The district court correctly dismissed Toscano’s instant complaint on the basis of claim preclusion. First, the parties here are plainly the same parties to the previous action. Cf. Bandai Am. Inc. v. Bally Midway Mfg. Co., 775 F.2d 70, 74-75 (3d Cir.1985). Second, as the district court properly concluded, a close examination of both the settlement agreement and the complaint here reveals that the factual underpinnings, the theory of the action, and the relief sought, are nearly identical to those issues previously resolved. Toscano again contests his disability status and his receipt of disability benefits. The action at issue is premised upon the same “cause of action” as the prior suit between the parties, which led to them coming to the terms of the agreement between them, and the instant matter is thus barred by claim preclusion.

IV.

Appellant’s complaint was properly dismissed and we will affirm the judgment of the district court. 
      
      . CGLIC also made a separate payment of $1,000 to Toscano.
     
      
      . ''Claim preclusion and issue preclusion are the currently accepted terms for two different applications of the doctrine of res judicata.” Lubrizol Corp. v. Exxon Corp., 929 F.2d 960, 961 n. 1 (3d Cir.1991). Settlement agreements involve claim preclusion, not issue preclusion. See United States v. Int'l Bldg. Co., 345 U.S. 502, 505-06, 73 S.Ct. 807, 97 L.Ed. 1182 (1953).
     
      
      . In United States v.
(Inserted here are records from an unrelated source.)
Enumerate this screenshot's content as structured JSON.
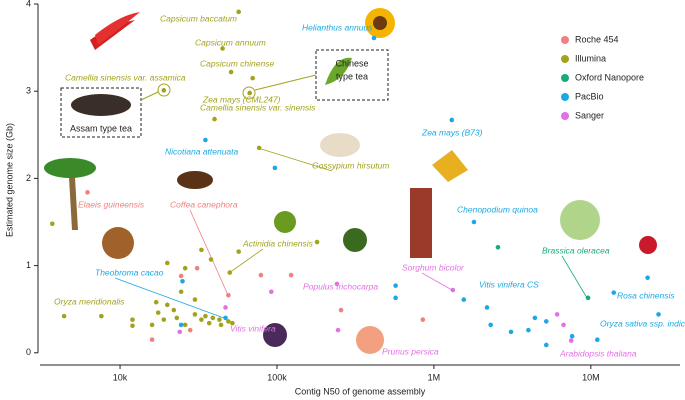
{
  "chart_data": {
    "type": "scatter",
    "xlabel": "Contig N50 of genome assembly",
    "ylabel": "Estimated genome size (Gb)",
    "xscale": "log",
    "xlim": [
      3000,
      37000000
    ],
    "xticks": [
      {
        "value": 10000,
        "label": "10k"
      },
      {
        "value": 100000,
        "label": "100k"
      },
      {
        "value": 1000000,
        "label": "1M"
      },
      {
        "value": 10000000,
        "label": "10M"
      }
    ],
    "ylim": [
      -0.14,
      4
    ],
    "yticks": [
      0,
      1,
      2,
      3,
      4
    ],
    "legend": "upper right",
    "series": [
      {
        "name": "Roche 454",
        "color": "#f07f7f",
        "x": [
          6200,
          49000,
          24500,
          31000,
          79000,
          123000,
          16000,
          28000,
          256000,
          850000
        ],
        "values": [
          1.84,
          0.66,
          0.88,
          0.97,
          0.89,
          0.89,
          0.15,
          0.26,
          0.49,
          0.38
        ]
      },
      {
        "name": "Illumina",
        "color": "#a3a21c",
        "x": [
          57000,
          45000,
          51000,
          70000,
          19000,
          67000,
          40000,
          77000,
          3700,
          50000,
          180000,
          4400,
          7600,
          12000,
          12000,
          17000,
          17500,
          19000,
          20000,
          22000,
          23000,
          24500,
          26000,
          30000,
          30000,
          33000,
          35000,
          37000,
          39000,
          43000,
          44000,
          49000,
          52000,
          20000,
          26000,
          33000,
          38000,
          57000,
          16000
        ],
        "values": [
          3.91,
          3.49,
          3.22,
          3.15,
          3.01,
          2.98,
          2.68,
          2.35,
          1.48,
          0.92,
          1.27,
          0.42,
          0.42,
          0.38,
          0.31,
          0.58,
          0.46,
          0.38,
          0.55,
          0.49,
          0.4,
          0.7,
          0.32,
          0.61,
          0.44,
          0.38,
          0.42,
          0.34,
          0.4,
          0.38,
          0.32,
          0.36,
          0.34,
          1.03,
          0.97,
          1.18,
          1.07,
          1.16,
          0.32
        ]
      },
      {
        "name": "Oxford Nanopore",
        "color": "#1aa97f",
        "x": [
          9600000,
          2560000
        ],
        "values": [
          0.63,
          1.21
        ]
      },
      {
        "name": "PacBio",
        "color": "#1ba8e4",
        "x": [
          415000,
          1300000,
          35000,
          47000,
          1800000,
          2180000,
          23000000,
          11000000,
          97000,
          25000,
          24500,
          570000,
          570000,
          1550000,
          2300000,
          3100000,
          4000000,
          5200000,
          4400000,
          5200000,
          7600000,
          14000000,
          27000000
        ],
        "values": [
          3.61,
          2.67,
          2.44,
          0.4,
          1.5,
          0.52,
          0.86,
          0.15,
          2.12,
          0.82,
          0.32,
          0.77,
          0.63,
          0.61,
          0.32,
          0.24,
          0.26,
          0.09,
          0.4,
          0.36,
          0.19,
          0.69,
          0.44
        ]
      },
      {
        "name": "Sanger",
        "color": "#e46fe6",
        "x": [
          47000,
          241000,
          245000,
          1320000,
          7500000,
          24000,
          92000,
          6100000,
          6700000
        ],
        "values": [
          0.52,
          0.79,
          0.26,
          0.72,
          0.14,
          0.24,
          0.7,
          0.44,
          0.32
        ]
      }
    ],
    "annotations": [
      {
        "text": "Capsicum baccatum",
        "color": "#a3a21c"
      },
      {
        "text": "Capsicum annuum",
        "color": "#a3a21c"
      },
      {
        "text": "Capsicum chinense",
        "color": "#a3a21c"
      },
      {
        "text": "Camellia sinensis var. assamica",
        "color": "#a3a21c"
      },
      {
        "text": "Camellia sinensis var. sinensis",
        "color": "#a3a21c"
      },
      {
        "text": "Zea mays (CML247)",
        "color": "#a3a21c"
      },
      {
        "text": "Gossypium hirsutum",
        "color": "#a3a21c"
      },
      {
        "text": "Actinidia chinensis",
        "color": "#a3a21c"
      },
      {
        "text": "Oryza meridionalis",
        "color": "#a3a21c"
      },
      {
        "text": "Elaeis guineensis",
        "color": "#f07f7f"
      },
      {
        "text": "Coffea canephora",
        "color": "#f07f7f"
      },
      {
        "text": "Helianthus annuus",
        "color": "#1ba8e4"
      },
      {
        "text": "Zea mays (B73)",
        "color": "#1ba8e4"
      },
      {
        "text": "Nicotiana attenuata",
        "color": "#1ba8e4"
      },
      {
        "text": "Theobroma cacao",
        "color": "#1ba8e4"
      },
      {
        "text": "Chenopodium quinoa",
        "color": "#1ba8e4"
      },
      {
        "text": "Vitis vinifera CS",
        "color": "#1ba8e4"
      },
      {
        "text": "Rosa chinensis",
        "color": "#1ba8e4"
      },
      {
        "text": "Oryza sativa ssp. indica",
        "color": "#1ba8e4"
      },
      {
        "text": "Vitis vinifera",
        "color": "#e46fe6"
      },
      {
        "text": "Populus trichocarpa",
        "color": "#e46fe6"
      },
      {
        "text": "Prunus persica",
        "color": "#e46fe6"
      },
      {
        "text": "Sorghum bicolor",
        "color": "#e46fe6"
      },
      {
        "text": "Arabidopsis thaliana",
        "color": "#e46fe6"
      },
      {
        "text": "Brassica oleracea",
        "color": "#1aa97f"
      }
    ],
    "image_labels": [
      "Assam type tea",
      "Chinese",
      "type tea"
    ]
  }
}
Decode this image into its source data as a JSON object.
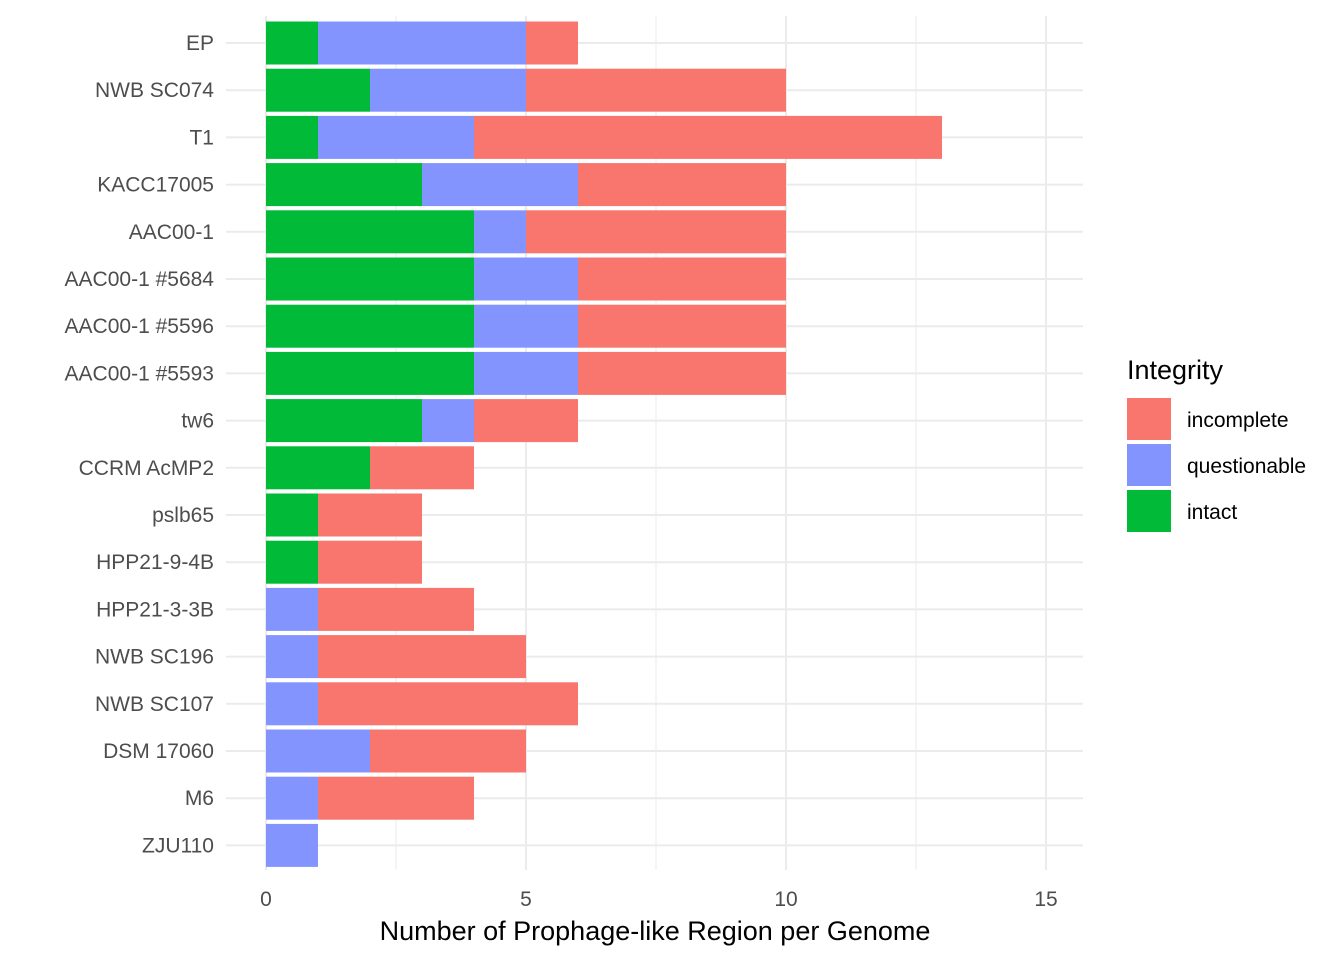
{
  "chart_data": {
    "type": "bar",
    "orientation": "horizontal",
    "stacked": true,
    "categories": [
      "EP",
      "NWB SC074",
      "T1",
      "KACC17005",
      "AAC00-1",
      "AAC00-1 #5684",
      "AAC00-1 #5596",
      "AAC00-1 #5593",
      "tw6",
      "CCRM AcMP2",
      "pslb65",
      "HPP21-9-4B",
      "HPP21-3-3B",
      "NWB SC196",
      "NWB SC107",
      "DSM 17060",
      "M6",
      "ZJU110"
    ],
    "series": [
      {
        "name": "intact",
        "color": "#00BA38",
        "values": [
          1,
          2,
          1,
          3,
          4,
          4,
          4,
          4,
          3,
          2,
          1,
          1,
          0,
          0,
          0,
          0,
          0,
          0
        ]
      },
      {
        "name": "questionable",
        "color": "#8494FF",
        "values": [
          4,
          3,
          3,
          3,
          1,
          2,
          2,
          2,
          1,
          0,
          0,
          0,
          1,
          1,
          1,
          2,
          1,
          1
        ]
      },
      {
        "name": "incomplete",
        "color": "#F8766D",
        "values": [
          1,
          5,
          9,
          4,
          5,
          4,
          4,
          4,
          2,
          2,
          2,
          2,
          3,
          4,
          5,
          3,
          3,
          0
        ]
      }
    ],
    "xlabel": "Number of Prophage-like Region per Genome",
    "ylabel": "",
    "xlim": [
      0,
      15.75
    ],
    "xticks": [
      0,
      5,
      10,
      15
    ],
    "xtick_labels": [
      "0",
      "5",
      "10",
      "15"
    ],
    "grid": true,
    "legend": {
      "title": "Integrity",
      "position": "right",
      "entries": [
        {
          "label": "incomplete",
          "color": "#F8766D"
        },
        {
          "label": "questionable",
          "color": "#8494FF"
        },
        {
          "label": "intact",
          "color": "#00BA38"
        }
      ]
    }
  }
}
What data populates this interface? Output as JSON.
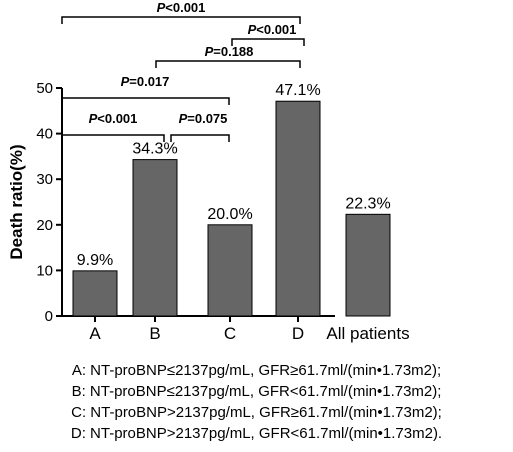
{
  "chart_data": {
    "type": "bar",
    "categories": [
      "A",
      "B",
      "C",
      "D",
      "All patients"
    ],
    "values": [
      9.9,
      34.3,
      20.0,
      47.1,
      22.3
    ],
    "data_labels": [
      "9.9%",
      "34.3%",
      "20.0%",
      "47.1%",
      "22.3%"
    ],
    "title": "",
    "xlabel": "",
    "ylabel": "Death ratio(%)",
    "ylim": [
      0,
      50
    ],
    "yticks": [
      "0",
      "10",
      "20",
      "30",
      "40",
      "50"
    ],
    "bar_color": "#666666",
    "grid": false,
    "comparisons": [
      {
        "a": "A",
        "b": "D",
        "p_label": "P",
        "p_text": "<0.001"
      },
      {
        "a": "C",
        "b": "D",
        "p_label": "P",
        "p_text": "<0.001"
      },
      {
        "a": "B",
        "b": "D",
        "p_label": "P",
        "p_text": "=0.188"
      },
      {
        "a": "A",
        "b": "C",
        "p_label": "P",
        "p_text": "=0.017"
      },
      {
        "a": "A",
        "b": "B",
        "p_label": "P",
        "p_text": "<0.001"
      },
      {
        "a": "B",
        "b": "C",
        "p_label": "P",
        "p_text": "=0.075"
      }
    ]
  },
  "footnotes": [
    "A: NT-proBNP≤2137pg/mL, GFR≥61.7ml/(min•1.73m2);",
    "B: NT-proBNP≤2137pg/mL, GFR<61.7ml/(min•1.73m2);",
    "C: NT-proBNP>2137pg/mL, GFR≥61.7ml/(min•1.73m2);",
    "D: NT-proBNP>2137pg/mL, GFR<61.7ml/(min•1.73m2)."
  ]
}
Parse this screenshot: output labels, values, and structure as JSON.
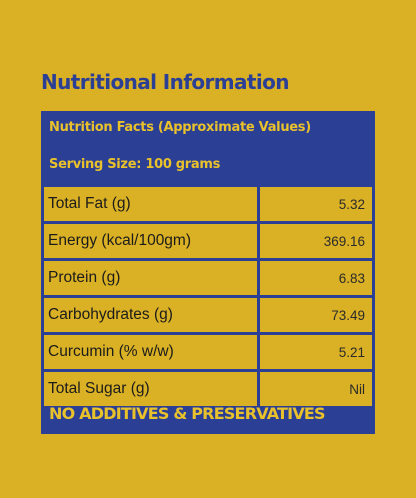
{
  "heading": "Nutritional Information",
  "panel": {
    "title": "Nutrition Facts (Approximate Values)",
    "serving_size": "Serving Size: 100 grams",
    "rows": [
      {
        "name": "Total Fat (g)",
        "value": "5.32"
      },
      {
        "name": "Energy (kcal/100gm)",
        "value": "369.16"
      },
      {
        "name": "Protein (g)",
        "value": "6.83"
      },
      {
        "name": "Carbohydrates (g)",
        "value": "73.49"
      },
      {
        "name": "Curcumin (% w/w)",
        "value": "5.21"
      },
      {
        "name": "Total Sugar (g)",
        "value": "Nil"
      }
    ],
    "footer": "NO ADDITIVES & PRESERVATIVES"
  },
  "colors": {
    "background": "#dab125",
    "panel_blue": "#2b3f94",
    "panel_text": "#e9c22b",
    "cell_text": "#1b1b1b"
  }
}
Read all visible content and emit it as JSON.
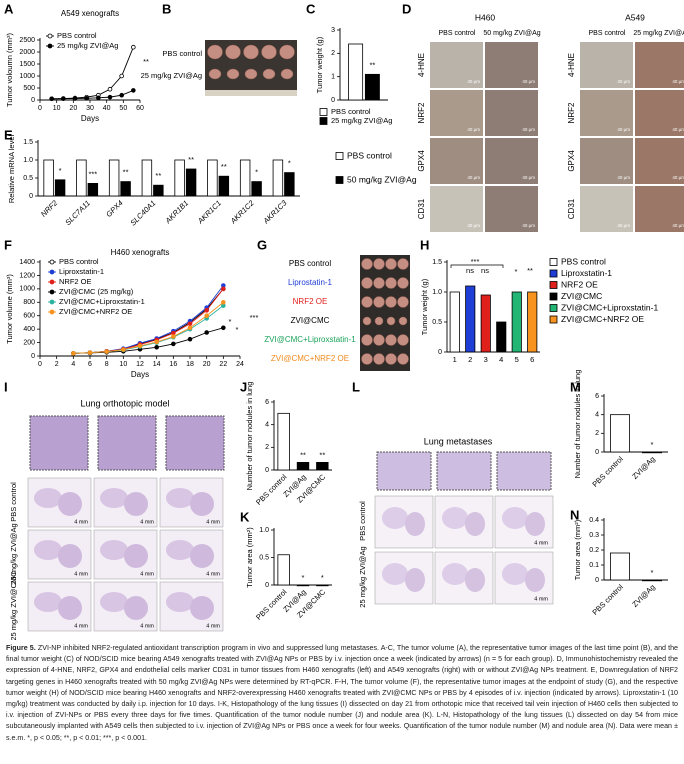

Athlone Industries, Inc., 746 F.2d 977 (3d Cir. 1984), this court articulated a multi-factor test to aid in the determination of whether two causes of action are identical for res judicata purposes:
      (1) whether the acts complained of and the demand for relief are the same (that is, whether the wrong for which redress is sought is the same in both actions); (2) whether the theory of recovery is the same; (3) whether the witnesses and documents at trial are the same (that is, whether the same evidence necessary to maintain the second action would have been sufficient to support the first); and (4) whether the material facts alleged are the same.